All were easily accomplished. I had no problems mentioned in the tips. Although these exercises are very detailed, it reminds me of small things easily forgotten like labeling specifics in the legend.


Sunday, June 13, 2010

GIS summary


            The role of GIS has become incorporated into disaster response enabling damage assessment and is capable of quickly delivering large amounts of information to large numbers of people. GIS can answer such questions as location and size of a natural disaster, value of assets, locations of hazards, or ranking vulnerability of certain areas as shown with the ESI layers in our assignment. Custom maps, graphs, or animations for special needs can be generated and easily communicated to the public like the current trajectory maps on the NOAA site. The trajectories exemplify the capability of GIS for complex calculations and probability based on numerous data including weather and software models already in place like ACP or CATS.

            Software such as ACP enables GIS responders to access large amounts of data like positioning of oil containment booms or information for local salvage companies. It allows a GIS team with no knowledge of the area or experience with an oil spill to work with minimal outside direction and represents the collaborative efforts of government agencies for GIS disaster response. Geographic data in place allows the GIS team to respond quickly and customize information for specific needs and requests. It also enables decision makers and the community to have up to date information for focused awareness and preparedness. Disaster relief organizations can use the information to determine where best to allocate resources for cleanup and recovery. NOAA's response team produces daily trajectories with field verification of surface oil, fishery closures, and accounts of/inventories of rescued wildlife. A history of the Deepwater Horizon Incident and the GIS response will create important data for future events and response teams.

Wk4_Animation

This is the link to my Deepwater Horizon Oil Extent animation of the oil spill over the last month. After reconciling the projection issues (trying several times) everything seemed to work fine.
Deepwater Horizon Animation

Thursday, June 10, 2010

Wk 4_Oil Spill Assignment


I chose area Long Point/Index 4945. This area is in Bay County just south of Panama Beach and includes Tyndall AFB which is managed by the Department of Defense. In the event of a hurricane, Bay County's reservoir could be at risk for saltwater intrusion and pollutants from the oil spill. Although not contained within the study site, existing reefs are in close proximity and at grave risk.

Currently there are no fishery closures, beaches and parks are open, and the winds are expected to be more westerly this week. Reconnaissance has confirmed sporadic reports of tarballs/areas of light sheen to Bay County but officials say there are no signs of oil in Bay County now. There are no booms deployed in this area.

The most at risk feature in my area was the ESIL_10A+, Salt and brackish-water marshes (most sensitive). This feature was 149,851 linear feet. The state oversees the managed lands in this area.

Invertebrates include: Endemic species of crayfish, the Purple Skimmer, and Atlantic Geoduck. Bay scallops are already dramatically reduced.

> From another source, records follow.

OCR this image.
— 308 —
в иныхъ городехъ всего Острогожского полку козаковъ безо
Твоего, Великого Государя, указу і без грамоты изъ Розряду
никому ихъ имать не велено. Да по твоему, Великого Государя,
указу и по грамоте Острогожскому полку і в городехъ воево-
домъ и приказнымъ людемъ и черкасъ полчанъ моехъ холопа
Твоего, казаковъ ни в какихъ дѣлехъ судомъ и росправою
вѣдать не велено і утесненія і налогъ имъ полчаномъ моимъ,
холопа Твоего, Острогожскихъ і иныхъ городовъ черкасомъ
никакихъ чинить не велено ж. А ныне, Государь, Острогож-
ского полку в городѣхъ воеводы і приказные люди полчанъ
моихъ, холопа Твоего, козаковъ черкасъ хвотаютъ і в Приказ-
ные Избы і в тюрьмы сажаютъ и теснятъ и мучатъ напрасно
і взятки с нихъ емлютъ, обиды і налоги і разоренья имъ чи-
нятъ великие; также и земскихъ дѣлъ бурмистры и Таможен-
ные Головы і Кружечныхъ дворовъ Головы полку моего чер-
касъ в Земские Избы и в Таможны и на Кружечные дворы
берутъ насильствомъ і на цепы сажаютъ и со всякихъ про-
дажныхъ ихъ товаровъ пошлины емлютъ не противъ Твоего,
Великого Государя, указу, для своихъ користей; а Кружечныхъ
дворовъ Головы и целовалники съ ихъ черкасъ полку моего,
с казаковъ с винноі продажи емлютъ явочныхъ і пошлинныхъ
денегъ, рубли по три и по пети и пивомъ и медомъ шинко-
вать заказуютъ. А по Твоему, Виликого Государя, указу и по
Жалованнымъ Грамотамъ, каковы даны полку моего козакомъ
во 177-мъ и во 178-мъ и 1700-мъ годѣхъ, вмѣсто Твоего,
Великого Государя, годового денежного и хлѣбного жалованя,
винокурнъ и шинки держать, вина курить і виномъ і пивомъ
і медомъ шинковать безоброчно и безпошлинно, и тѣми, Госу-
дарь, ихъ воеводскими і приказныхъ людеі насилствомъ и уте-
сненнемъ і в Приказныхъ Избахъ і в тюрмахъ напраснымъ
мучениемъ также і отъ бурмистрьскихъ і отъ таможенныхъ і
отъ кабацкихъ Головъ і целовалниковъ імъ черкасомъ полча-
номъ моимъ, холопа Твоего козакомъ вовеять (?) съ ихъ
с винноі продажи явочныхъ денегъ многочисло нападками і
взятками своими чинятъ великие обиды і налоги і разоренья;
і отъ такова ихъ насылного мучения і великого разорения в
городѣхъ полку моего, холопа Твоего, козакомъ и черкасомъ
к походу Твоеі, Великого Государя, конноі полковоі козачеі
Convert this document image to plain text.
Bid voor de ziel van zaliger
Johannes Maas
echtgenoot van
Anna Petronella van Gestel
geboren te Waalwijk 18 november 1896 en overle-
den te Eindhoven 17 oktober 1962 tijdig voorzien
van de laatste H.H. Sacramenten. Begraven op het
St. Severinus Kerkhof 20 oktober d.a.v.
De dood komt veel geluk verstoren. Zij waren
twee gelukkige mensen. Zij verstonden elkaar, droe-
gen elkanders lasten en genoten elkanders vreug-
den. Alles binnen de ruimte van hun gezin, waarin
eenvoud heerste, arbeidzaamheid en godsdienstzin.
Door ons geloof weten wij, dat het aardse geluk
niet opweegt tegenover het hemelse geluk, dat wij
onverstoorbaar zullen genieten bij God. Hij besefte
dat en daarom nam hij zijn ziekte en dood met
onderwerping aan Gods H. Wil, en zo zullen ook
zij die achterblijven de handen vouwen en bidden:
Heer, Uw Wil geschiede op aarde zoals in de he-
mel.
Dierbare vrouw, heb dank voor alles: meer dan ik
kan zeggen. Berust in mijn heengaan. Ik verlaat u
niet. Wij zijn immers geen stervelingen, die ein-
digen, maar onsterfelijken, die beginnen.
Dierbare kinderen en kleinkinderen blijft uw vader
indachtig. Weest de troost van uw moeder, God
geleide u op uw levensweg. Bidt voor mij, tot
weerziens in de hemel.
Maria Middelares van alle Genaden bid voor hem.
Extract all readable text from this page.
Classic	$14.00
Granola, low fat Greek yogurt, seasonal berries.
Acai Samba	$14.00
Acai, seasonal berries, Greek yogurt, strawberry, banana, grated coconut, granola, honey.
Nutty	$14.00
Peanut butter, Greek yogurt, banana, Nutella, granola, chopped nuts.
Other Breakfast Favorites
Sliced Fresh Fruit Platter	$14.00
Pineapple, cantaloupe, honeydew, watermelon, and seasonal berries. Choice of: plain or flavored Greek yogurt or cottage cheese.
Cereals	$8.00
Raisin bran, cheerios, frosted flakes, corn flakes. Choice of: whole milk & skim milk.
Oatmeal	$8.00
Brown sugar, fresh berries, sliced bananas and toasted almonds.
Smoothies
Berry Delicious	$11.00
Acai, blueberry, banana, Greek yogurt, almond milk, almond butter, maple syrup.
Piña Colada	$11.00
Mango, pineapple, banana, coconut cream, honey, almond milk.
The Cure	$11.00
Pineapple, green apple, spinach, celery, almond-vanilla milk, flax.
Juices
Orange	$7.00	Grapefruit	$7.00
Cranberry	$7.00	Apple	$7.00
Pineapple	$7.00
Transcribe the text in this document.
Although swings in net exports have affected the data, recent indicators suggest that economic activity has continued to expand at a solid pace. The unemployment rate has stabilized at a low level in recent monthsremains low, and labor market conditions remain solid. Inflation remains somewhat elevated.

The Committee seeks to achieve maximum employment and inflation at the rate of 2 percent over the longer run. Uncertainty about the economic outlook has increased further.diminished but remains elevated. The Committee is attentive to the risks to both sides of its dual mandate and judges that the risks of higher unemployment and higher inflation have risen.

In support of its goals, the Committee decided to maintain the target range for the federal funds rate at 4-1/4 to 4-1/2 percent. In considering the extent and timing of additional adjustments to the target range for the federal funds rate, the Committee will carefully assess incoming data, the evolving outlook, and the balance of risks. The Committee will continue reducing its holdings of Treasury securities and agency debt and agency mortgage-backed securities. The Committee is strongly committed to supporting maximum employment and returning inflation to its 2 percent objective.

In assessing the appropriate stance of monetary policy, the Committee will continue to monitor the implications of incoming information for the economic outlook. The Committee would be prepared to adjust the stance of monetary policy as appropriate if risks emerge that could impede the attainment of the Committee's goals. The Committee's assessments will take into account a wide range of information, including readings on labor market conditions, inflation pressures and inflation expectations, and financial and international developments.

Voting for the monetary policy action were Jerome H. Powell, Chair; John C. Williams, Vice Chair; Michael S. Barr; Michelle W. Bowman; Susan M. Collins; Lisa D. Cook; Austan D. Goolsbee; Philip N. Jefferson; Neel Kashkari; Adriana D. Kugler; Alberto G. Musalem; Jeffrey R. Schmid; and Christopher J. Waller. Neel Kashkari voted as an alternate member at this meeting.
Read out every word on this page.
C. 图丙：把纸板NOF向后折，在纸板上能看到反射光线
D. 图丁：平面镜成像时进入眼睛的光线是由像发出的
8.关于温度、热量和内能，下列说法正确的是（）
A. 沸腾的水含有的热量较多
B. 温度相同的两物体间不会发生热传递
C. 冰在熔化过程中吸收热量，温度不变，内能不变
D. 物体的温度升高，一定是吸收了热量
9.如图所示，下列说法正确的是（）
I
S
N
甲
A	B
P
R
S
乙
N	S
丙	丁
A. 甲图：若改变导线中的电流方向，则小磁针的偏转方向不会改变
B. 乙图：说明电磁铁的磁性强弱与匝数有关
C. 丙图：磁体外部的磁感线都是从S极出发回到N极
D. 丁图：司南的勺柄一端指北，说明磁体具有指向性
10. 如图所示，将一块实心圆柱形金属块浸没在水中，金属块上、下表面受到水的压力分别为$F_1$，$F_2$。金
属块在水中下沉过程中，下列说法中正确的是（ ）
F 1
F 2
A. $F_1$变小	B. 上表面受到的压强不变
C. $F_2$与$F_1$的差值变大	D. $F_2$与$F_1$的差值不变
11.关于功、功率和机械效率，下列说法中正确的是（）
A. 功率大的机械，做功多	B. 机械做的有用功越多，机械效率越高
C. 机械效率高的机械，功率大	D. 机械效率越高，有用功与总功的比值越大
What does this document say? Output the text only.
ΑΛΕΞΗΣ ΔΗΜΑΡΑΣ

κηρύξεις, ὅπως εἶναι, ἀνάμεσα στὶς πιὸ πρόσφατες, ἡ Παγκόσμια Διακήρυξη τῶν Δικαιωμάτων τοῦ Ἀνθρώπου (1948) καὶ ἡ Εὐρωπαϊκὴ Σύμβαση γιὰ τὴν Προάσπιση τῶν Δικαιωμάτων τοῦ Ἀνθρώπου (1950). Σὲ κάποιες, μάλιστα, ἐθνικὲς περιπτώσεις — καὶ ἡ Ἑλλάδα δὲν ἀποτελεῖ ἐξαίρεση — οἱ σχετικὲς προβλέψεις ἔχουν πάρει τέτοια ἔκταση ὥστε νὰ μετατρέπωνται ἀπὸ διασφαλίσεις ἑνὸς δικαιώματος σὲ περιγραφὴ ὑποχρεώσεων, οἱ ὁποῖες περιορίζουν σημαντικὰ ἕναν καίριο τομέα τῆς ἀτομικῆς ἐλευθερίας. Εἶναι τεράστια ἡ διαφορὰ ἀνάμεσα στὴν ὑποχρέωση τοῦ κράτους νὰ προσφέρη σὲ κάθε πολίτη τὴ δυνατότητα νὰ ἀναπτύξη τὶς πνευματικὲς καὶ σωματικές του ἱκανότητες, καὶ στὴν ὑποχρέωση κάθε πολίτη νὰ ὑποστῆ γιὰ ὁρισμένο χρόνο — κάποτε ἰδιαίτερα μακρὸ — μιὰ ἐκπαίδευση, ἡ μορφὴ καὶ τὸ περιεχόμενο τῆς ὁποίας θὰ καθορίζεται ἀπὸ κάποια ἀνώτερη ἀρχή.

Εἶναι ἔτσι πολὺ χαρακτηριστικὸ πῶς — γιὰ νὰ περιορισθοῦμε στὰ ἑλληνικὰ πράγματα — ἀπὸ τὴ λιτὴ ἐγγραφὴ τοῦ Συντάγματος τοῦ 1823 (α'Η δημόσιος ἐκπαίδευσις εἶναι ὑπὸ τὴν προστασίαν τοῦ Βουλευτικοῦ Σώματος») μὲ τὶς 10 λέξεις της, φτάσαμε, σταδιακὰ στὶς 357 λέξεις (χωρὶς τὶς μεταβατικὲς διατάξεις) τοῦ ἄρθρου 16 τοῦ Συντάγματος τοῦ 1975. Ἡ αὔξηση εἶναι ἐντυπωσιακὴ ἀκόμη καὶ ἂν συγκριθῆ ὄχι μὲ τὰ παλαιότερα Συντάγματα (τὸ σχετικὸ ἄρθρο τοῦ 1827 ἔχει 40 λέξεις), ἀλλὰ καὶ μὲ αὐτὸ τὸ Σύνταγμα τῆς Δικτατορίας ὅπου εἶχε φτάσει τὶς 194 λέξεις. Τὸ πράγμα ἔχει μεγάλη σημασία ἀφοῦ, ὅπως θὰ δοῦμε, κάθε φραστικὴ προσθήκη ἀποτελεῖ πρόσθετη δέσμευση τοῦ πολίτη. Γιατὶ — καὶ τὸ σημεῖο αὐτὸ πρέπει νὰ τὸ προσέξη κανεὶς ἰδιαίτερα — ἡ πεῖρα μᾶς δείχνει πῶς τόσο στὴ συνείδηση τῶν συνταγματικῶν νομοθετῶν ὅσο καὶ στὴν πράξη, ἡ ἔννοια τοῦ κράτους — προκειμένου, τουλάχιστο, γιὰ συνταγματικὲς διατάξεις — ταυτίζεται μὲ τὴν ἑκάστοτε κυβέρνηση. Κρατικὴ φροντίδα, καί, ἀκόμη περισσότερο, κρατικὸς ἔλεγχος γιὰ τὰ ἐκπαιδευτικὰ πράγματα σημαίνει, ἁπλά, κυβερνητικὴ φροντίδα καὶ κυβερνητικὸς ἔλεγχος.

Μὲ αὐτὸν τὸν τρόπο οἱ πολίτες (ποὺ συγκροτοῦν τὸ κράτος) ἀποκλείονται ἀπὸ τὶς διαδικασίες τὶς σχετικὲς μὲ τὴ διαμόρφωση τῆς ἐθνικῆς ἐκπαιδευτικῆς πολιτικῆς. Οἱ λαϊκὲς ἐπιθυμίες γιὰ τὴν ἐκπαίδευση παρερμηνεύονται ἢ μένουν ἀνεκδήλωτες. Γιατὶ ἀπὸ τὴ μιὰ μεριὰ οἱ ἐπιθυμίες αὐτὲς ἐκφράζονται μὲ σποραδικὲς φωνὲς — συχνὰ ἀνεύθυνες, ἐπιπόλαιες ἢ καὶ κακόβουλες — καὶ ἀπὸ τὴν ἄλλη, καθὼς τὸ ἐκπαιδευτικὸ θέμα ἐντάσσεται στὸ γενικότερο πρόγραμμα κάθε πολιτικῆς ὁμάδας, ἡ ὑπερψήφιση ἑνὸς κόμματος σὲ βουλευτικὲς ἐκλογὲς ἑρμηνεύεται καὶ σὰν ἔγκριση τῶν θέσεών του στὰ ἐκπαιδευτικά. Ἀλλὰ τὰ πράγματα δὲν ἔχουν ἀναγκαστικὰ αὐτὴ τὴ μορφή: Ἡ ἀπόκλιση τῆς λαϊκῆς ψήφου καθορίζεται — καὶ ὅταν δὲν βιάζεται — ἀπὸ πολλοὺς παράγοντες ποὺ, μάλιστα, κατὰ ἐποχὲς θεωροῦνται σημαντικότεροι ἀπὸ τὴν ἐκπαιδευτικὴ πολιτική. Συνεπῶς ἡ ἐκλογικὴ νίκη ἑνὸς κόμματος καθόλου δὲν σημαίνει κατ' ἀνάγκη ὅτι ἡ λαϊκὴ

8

Fish: Gulf Sturgeon. Fringed Pipefish.

Reptiles: American Alligator (I include this one because who wants to clean a gator!), Atlantic Loggerhead Turtle, Atlantic Green Turtle, Leatherback Turtle, Kemp's Ridley, Gulf Salt Marsh Snake.

Birds: Roseate Spoonbill, Limpkin, Great Egret, Snowy Plover, Wood Stork, Pelican, and numerous herons, egrets, terns.

Mammal: Beach mice & manatee.

Sea grass and numerous protected plants in the bay ecosystem are at risk.

Wednesday, June 2, 2010

Week3_Hurricanes

This project looked at the effects of flooding on the Mississippi coast from Hurricane Katrina. Data was examined, organized, and work documented. A process summary was created and environments set for each map. Analysis was done looking at elevation, bathymetry, and hydrography for map 1 deliverable. Flooded land was reclassified, calculated and graphed for map 2&3 deliverable (data values were switched barren/developed). Infrastructure, health facilities, and churches are shown in relation to flooded land cover for map 4 deliverable.